Abstract

The relationship between adding aprotinin to standard care and the frequency of postoperative atrial fibrillation or flutter (POAF) in patients undergoing cardiothoracic surgery (CTS) with cardiopulmonary bypass (CPB) was studied. This was a retrospective cohort evaluation. All patients at a hospital who underwent CTS with CPB between October 1999 and October 2003 and who received aprotinin during surgery were included in the treatment group. Control patients were those who did not receive aprotinin; they were matched with treatment group patients for age, valvular surgery, history of atrial fibrillation or flutter, renal dysfunction, peripheral artery disease, smoking, angina, diabetes mellitus, congestive heart failure, previous CTS, sex, beta-blocker intolerance, and use of preoperative digoxin.
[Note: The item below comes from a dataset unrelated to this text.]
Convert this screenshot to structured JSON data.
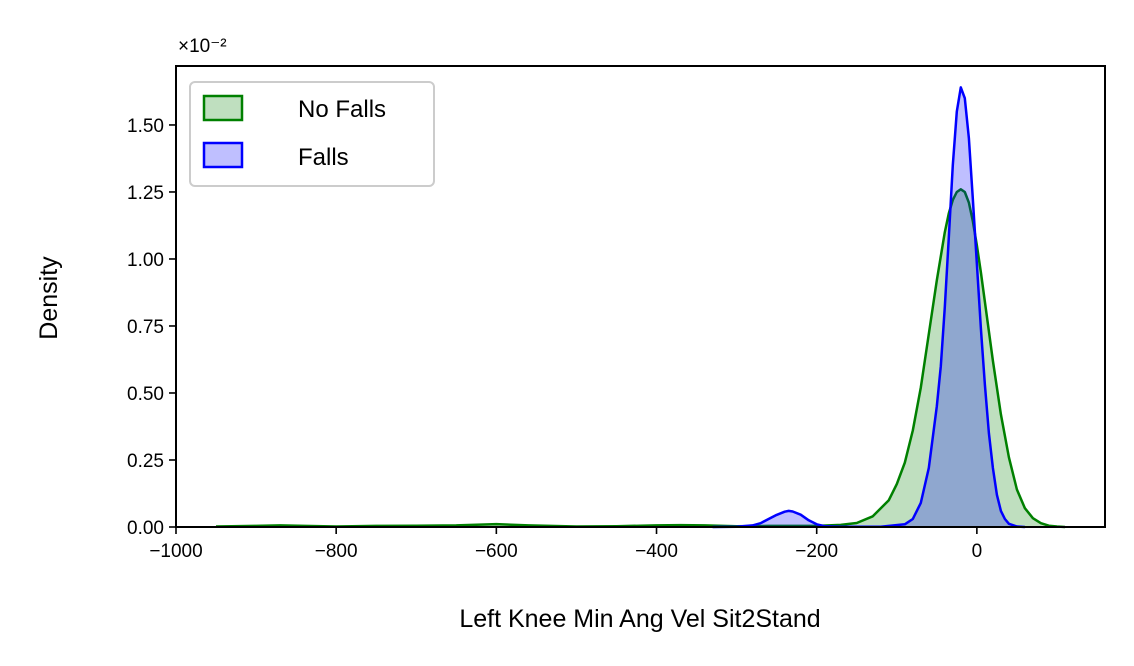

The primary endpoint was POAF; secondary endpoints were perioperative transfusion use, length of stay (LOS), stroke, myocardial infarction, renal failure, graft occlusion, and death. A total of 438 patients (219 per group) were evaluated. The patients' mean age was 68 years, 67% were men, and 74% had had valvular surgery. Patients who received aprotinin (mean +/- S.D. dose, 2.75 million +/- 1.24 million kallikrein-inhibiting units) did not have a significantly lower frequency of POAF than control patients (28% versus 27%, respectively [p = 0.92]), nor was there a significant difference in secondary endpoints. Aprotinin therapy was not associated with a significant reduction in POAF in patients undergoing CTS with CPB. Perioperative transfusion use, LOS, stroke, myocardial infarction, renal failure, graft occlusion, and mortality also did not differ significantly between aprotinin and control groups.